Saudi hint: Excess oil supply, low price not designed to hit Russia

Saudi Arabia, the largest producer in the OPEC oil cartel, cannot reduce its output because of competitive pressure despite plunging prices, the kingdom's oil minister said on Thursday.

Ali al-Nuaimi denied that "political objectives" play a role in decisions about production, and expressed optimism for the future despite crude's price drop of about 50 per cent since June.

"It is difficult, or even impossible, for Saudi Arabia or OPEC to undertake any measure that would lead to a reduction in (their) share of the market and an increase in that of others" who do not
belong to the cartel, he said in comments to the official Saudi Press Agency. Nuaimi said that while OPEC's output has not changed in years, production by non-cartel nations "has been increasing constantly".

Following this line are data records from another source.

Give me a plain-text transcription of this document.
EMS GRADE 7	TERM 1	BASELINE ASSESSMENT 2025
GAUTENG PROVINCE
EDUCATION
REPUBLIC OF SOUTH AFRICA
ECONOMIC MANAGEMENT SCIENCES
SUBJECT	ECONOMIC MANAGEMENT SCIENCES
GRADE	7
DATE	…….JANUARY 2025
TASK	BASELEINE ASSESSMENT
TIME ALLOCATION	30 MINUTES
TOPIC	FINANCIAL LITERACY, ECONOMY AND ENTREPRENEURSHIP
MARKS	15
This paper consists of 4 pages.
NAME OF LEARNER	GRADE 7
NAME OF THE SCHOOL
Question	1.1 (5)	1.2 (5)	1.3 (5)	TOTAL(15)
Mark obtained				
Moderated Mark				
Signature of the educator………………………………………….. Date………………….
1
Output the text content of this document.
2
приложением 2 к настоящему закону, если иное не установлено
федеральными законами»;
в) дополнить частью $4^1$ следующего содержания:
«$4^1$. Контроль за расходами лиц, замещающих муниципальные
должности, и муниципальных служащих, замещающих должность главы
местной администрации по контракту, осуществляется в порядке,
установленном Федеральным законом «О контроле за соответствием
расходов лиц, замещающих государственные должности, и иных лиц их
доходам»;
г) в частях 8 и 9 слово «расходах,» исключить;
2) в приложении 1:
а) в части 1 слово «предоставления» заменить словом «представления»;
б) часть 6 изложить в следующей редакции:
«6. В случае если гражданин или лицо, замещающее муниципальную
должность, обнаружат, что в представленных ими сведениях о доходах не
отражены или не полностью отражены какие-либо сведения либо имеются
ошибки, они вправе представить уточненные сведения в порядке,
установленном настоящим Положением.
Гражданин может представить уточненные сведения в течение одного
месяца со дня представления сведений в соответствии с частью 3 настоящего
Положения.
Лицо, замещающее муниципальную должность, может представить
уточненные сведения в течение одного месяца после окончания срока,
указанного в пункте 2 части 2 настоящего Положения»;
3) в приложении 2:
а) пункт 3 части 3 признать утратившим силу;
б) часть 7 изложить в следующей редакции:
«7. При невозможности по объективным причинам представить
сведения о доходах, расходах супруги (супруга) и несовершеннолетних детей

He added that price fluctuations "are normal" for commodities including oil.

"The situation that we and the world currently face is temporary," Nuaimi said, citing a combination
of factors including slower global growth, increased supply, and reduced demand growth for oil. "The global economy, particularly the economies of emerging countries, will resume growth steadily, and then demand for oil will also grow."

Crude prices traded above $100 a barrel earlier this year but have fallen to multi-year lows since June. Prices plunged even further after the Organisation of the Petroleum Exporting Countries decided last month against cutting production.